The polls that don’t control for voting history show Trump with more like 25% of the vote. His 16% in the Civis data is still more than any other single candidate, but that’s not really relevant. The non-Trump vote is currently split among more than a dozen people, but it won’t always be. As minor candidates drop out and Trump faces the top two or three alternatives, he could easily find himself in the shadow of candidates who command 20 or 30 percent of the vote.

If people don’t already like Trump, it’s unlikely he will grow on them.

I am assuming that Trump’s current numbers are more of a ceiling than a floor. Unlike most other candidates, he is already a thoroughly known quantity. Whereas another candidate could use 16% in the polls as a springboard to introduce himself to voters who don’t know him yet, everybody already knows Trump. If they don’t like him now, it’s unlikely he will grow on them.
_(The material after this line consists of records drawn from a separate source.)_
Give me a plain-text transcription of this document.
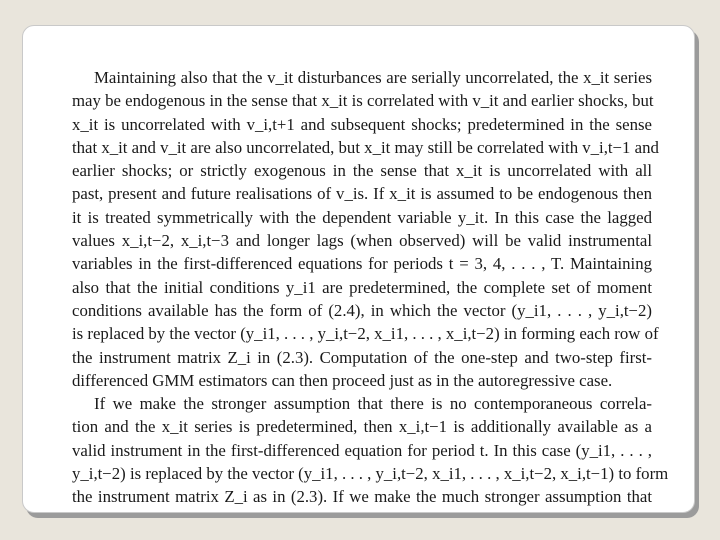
Maintaining also that the v_it disturbances are serially uncorrelated, the x_it series
may be endogenous in the sense that x_it is correlated with v_it and earlier shocks, but
x_it is uncorrelated with v_i,t+1 and subsequent shocks; predetermined in the sense
that x_it and v_it are also uncorrelated, but x_it may still be correlated with v_i,t−1 and
earlier shocks; or strictly exogenous in the sense that x_it is uncorrelated with all
past, present and future realisations of v_is. If x_it is assumed to be endogenous then
it is treated symmetrically with the dependent variable y_it. In this case the lagged
values x_i,t−2, x_i,t−3 and longer lags (when observed) will be valid instrumental
variables in the first-differenced equations for periods t = 3, 4, . . . , T. Maintaining
also that the initial conditions y_i1 are predetermined, the complete set of moment
conditions available has the form of (2.4), in which the vector (y_i1, . . . , y_i,t−2)
is replaced by the vector (y_i1, . . . , y_i,t−2, x_i1, . . . , x_i,t−2) in forming each row of
the instrument matrix Z_i in (2.3). Computation of the one-step and two-step first-
differenced GMM estimators can then proceed just as in the autoregressive case.
If we make the stronger assumption that there is no contemporaneous correla-
tion and the x_it series is predetermined, then x_i,t−1 is additionally available as a
valid instrument in the first-differenced equation for period t. In this case (y_i1, . . . ,
y_i,t−2) is replaced by the vector (y_i1, . . . , y_i,t−2, x_i1, . . . , x_i,t−2, x_i,t−1) to form
the instrument matrix Z_i as in (2.3). If we make the much stronger assumption that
Here’s another interesting item from that poll data: “Mr. Trump performed best among less-frequent voters. He had the support of 22 percent of Republican-leaning adults who did not vote in the 2012 general election.” This confirms that a fair bit of Trump’s support is from those who are swayed by his celebrity, or from the disgruntled independents—voters that Republicans won’t “lose” if the party dumps Trump, because they didn’t have them in the first place.

The final interesting item:

[Trump’s] support is not tethered to a single issue or sentiment: immigration, economic anxiety, or an anti-establishment mood. Tellingly, when asked to explain support for Mr. Trump in their own words, voters of varying backgrounds used much the same language, calling him “ballsy” and saying they admired that he “tells it like it is” and relished how he “isn’t politically correct.” Trumpism, the data and interviews suggest, is an attitude, not an ideology.

This is encouraging in one respect: it implies that a fair bit of Trump’s support is from my Group 2 above, the conservatives who want a tough-talking “fighter,” rather than the single-issue anti-immigration voters or the Archie Bunker contingent. Those other groups are more likely to be Trump dead-enders who will follow him through an independent challenge. While Trump’s appeal is based more on personality than on the issues, his cult of personality is disturbingly strong. The New York Times report observes that many Trump voters “don’t have a second choice.” And a Frank Luntz focus group of Trump supporters found that “nothing disqualifies Trump” in the eyes of his supporters. They are in it for the Trumpiness and don’t really care about anything else.

Conservatives looking for a tough guy are likely to accept a second choice.

By contrast, the conservatives looking for a tough guy are going to be more likely to accept a second choice. So by the time we whittle off a little more of Trump’s 16 percent, he starts to look less like a new Ross Perot and more like a new Ralph Nader: someone who commands a few percentage points of the vote and can only make a difference if the race is really, really close, as it was when Nader peeled off a few thousand Florida votes from Al Gore in 2000 (though even then, it’s still not certain whether the Nader Effect tipped the balance).

In short, Trump is likely to be relevant only if the non-Trump Republican nominee ends up being particularly weak and uninspiring.

You don’t suppose there are any chances of that happening, do you?

Which is to say that perhaps the wise thing to do is to spend less time focusing on Trump and more time figuring which is the strongest, most principled, and most inspiring of the other nominees.